What this dispute does not contain is a settling blow. No Futuro house or bus or any other identified object has been placed on Burnley Road at 5am on 28 November 1980. No hoax method has been demonstrated, no props recovered, and Godfrey has made no confession; on the contrary, more than forty years on he still affirms the object was real while disowning the abduction memories. The counter-explanation is a plausible, named, mechanism-based hypothesis about how the imagery could have formed, which is why this is a genuine dispute, but it remains a reconstruction of the witness's mind rather than an identification of the thing he says he saw. That is why the case is logged here as Barely Disputed: the official handling and the civilian sceptics both engaged it seriously, a coherent ordinary explanation is on the table, yet the central report still stands on the testimony of a sober, trained, self-questioning witness and has not been closed.
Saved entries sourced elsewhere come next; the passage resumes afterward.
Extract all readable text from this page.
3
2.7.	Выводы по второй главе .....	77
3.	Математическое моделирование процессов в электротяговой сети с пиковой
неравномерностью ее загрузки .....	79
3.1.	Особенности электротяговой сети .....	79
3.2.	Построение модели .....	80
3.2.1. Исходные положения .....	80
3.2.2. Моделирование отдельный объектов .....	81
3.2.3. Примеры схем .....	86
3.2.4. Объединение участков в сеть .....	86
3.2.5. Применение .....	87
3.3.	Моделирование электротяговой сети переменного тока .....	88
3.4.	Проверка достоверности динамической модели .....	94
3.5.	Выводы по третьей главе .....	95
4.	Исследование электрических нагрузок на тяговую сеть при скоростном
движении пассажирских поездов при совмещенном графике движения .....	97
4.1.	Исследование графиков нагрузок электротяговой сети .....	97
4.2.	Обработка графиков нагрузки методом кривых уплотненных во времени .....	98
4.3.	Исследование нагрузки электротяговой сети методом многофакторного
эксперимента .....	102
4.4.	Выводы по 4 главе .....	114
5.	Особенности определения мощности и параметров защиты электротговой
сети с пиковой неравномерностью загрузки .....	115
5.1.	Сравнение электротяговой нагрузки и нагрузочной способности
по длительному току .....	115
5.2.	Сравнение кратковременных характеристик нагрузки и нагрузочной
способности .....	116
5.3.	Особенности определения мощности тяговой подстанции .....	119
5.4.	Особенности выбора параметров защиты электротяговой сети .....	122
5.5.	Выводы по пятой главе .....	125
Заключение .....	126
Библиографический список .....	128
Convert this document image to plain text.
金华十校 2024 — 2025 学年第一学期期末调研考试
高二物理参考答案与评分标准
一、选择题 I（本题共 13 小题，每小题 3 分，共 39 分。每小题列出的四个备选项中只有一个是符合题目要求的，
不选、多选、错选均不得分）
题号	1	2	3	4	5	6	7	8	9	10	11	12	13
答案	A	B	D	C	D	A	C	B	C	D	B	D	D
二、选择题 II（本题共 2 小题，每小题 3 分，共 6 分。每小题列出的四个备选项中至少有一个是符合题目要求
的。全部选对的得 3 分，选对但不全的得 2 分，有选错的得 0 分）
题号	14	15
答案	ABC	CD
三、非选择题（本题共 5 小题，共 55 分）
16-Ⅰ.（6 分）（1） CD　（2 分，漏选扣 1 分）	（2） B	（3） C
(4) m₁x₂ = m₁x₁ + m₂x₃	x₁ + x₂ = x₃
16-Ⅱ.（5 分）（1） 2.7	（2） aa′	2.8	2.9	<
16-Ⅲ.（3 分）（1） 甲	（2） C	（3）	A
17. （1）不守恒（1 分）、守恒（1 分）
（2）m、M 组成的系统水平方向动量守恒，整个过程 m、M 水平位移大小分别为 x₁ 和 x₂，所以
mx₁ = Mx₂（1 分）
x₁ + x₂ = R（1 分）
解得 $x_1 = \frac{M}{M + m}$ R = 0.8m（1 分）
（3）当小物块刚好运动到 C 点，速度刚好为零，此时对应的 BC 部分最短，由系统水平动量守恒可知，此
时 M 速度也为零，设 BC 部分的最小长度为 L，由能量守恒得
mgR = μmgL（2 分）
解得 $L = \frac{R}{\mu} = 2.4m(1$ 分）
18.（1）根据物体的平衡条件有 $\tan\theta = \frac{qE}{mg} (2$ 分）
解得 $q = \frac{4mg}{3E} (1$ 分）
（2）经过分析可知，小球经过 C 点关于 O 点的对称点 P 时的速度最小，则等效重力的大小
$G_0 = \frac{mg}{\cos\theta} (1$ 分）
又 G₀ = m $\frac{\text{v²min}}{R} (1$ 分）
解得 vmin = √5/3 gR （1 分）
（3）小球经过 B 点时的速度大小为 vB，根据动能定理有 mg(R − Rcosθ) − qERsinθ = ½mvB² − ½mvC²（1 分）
Is the Alan Godfrey Abduction real? The two-pass assessment

Pass one, the entirely ordinary reading. There is a strong, specific, named candidate for how this could be a non-event. Todmorden hosted a real flying-saucer-shaped Futuro house beside Burnley Road for over a decade, exactly the road Godfrey patrolled, complete with the windowed, domed, saucer profile he later sketched. David Clarke, Andy Roberts and Peter Brookesmith argue that a fatigued officer at the end of a wet night shift, primed by years of seeing that building and by a local 1979 to 1980 UFO flap, could have produced a hypnagogic image of a hovering windowed craft, with the elaborate abduction content, Yosef, the lamp-headed robots, the black dog, manufactured later under regression hypnosis in 1981, a setting notorious for confabulation. The corroboration that is usually cited evaporates: the "three officers fifteen minutes before" sighting actually happened four days earlier, and no named second witness ever saw the roadside object. The split boot and dry patch are real but ambiguous. On this reading the case is honest misperception plus suggestible memory, not a craft.

Pass two, if the core report is real. Then what Godfrey describes is a structured, rotating object roughly twenty feet by fourteen feet, hovering five feet off a public road close enough to shake the bushes, accompanied by simultaneous failure of two independent radios and a documented gap in time and position. The witness is about as good as witnesses get: a serving police constable, trained to observe and record, who sketched the thing in real time on his accident pad, who had nothing to gain and by his account lost his career, and who to this day separates the part he is sure of (the object) from the part he distrusts (the abduction). If even the conservative core stands, the Futuro house explains the shape but not the motion, the radio failure, the missing time, or the road trace, and the abduction layer, whatever its status, points to something far stranger.

Weighing the two: the sceptical case is unusually good, named investigators with a concrete local mechanism and a real walk-back of the corroboration, and it is the reason this is filed as disputed rather than unexplained. But it is a hypothesis about how the image could have formed, not an identification of an object actually present on Burnley Road that night, and it gains no help from a confession, recovered props, or a demonstrated hoax, none of which exist here. Against it stands a credible, self-critical, single witness whose central claim has never bent. That balance, a strong but non-settling counter-explanation against a sober uncorroborated witness, is exactly the Barely Disputed tier: the case largely stands on Godfrey's testimony while a serious ordinary reading remains live.